Foster positive interactions and activities at home: As any parent can tell you, the days can be long when you’re at home and don’t have a plan on how to keep kids busy. The iPad is constantly beckoning, but what else can you do to keep kids busy in a productive way, preferably doing an activity where the parent can participate as well? Kiwi Crate — founded by mom Sandra Lin — invented monthly activity boxes by subscription, that help parents inspire their kids’ imaginations while keeping them off of Minecraft, at least for a little while.
Medical innovations for Dr. Mom: Eventually, all kids get sick — and inconveniently, they don’t all get sick during your pediatrician’s office hours. I’ve personally experienced the pain of having a sick, screaming child, and not knowing whether to drive to urgent care (and wait an hour or two to be seen) or just tough it out until morning. That’s why Amy Sheng of CellScope invented a smartphone attachment to help moms diagnose ear infections at home.
While more and more moms are developing solid solutions to family tech problems, huge voids still exist. Are you a mom who wants to start a company? Solve these problems, and I’ll be your first customer:
Better options for sick child care. There are few good solutions for what to do when your child is sick, but you still need to work. Solve this problem, and both parents and employers will thank you.
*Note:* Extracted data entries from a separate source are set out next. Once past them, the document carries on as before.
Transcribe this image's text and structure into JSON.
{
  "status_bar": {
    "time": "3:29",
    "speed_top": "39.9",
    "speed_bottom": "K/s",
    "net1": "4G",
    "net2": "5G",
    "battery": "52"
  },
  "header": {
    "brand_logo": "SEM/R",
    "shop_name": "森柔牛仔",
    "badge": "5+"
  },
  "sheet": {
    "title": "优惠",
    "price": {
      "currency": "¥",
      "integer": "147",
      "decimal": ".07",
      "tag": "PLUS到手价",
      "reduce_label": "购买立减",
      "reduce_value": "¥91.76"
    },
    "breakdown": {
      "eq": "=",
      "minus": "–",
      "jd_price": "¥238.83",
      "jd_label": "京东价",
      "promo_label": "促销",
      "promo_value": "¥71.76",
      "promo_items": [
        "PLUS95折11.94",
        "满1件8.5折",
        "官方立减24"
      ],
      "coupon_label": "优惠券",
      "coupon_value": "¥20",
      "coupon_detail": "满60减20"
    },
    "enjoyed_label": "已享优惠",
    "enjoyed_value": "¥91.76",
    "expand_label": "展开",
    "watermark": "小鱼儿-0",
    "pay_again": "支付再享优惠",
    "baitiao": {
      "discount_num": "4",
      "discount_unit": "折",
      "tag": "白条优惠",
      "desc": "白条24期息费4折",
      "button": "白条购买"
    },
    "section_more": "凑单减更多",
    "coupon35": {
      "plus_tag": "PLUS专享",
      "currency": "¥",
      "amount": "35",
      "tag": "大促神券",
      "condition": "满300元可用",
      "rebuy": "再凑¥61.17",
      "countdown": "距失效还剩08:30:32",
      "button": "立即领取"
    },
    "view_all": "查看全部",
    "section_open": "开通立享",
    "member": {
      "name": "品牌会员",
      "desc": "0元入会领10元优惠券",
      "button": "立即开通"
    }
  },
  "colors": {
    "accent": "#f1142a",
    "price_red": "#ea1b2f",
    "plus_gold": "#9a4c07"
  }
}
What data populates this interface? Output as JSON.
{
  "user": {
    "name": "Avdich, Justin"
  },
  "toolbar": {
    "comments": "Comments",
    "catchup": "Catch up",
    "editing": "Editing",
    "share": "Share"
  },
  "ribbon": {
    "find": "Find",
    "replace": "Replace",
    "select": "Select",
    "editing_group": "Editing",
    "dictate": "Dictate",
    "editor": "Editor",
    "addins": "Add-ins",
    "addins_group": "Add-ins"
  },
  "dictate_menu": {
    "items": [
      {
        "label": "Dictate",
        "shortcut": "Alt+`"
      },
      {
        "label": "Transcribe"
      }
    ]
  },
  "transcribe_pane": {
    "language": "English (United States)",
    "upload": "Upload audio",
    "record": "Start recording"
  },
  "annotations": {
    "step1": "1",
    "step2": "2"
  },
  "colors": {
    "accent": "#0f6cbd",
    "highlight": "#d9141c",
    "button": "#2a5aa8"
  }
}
Better afterschool options. Many schools have afterschool programs for working parents, but oftentimes, these programs are too unstructured. If you’re a working mom who wants your child to participate in a variety of high-quality afterschool activities, it’s hard to do unless you hire a nanny to bring them to the events — which drives up your costs enormously. Why can’t someone make an afterschool program that brings a variety of activities right to the kids?
“Uber for kids.” While a few startups have come up to try to help move your kids around when you can’t, it’s still early times in this market, and it doesn’t seem like anyone has a huge lead here.
What ideas do you have for needs that family tech businesses could solve? I’d love to hear your comments.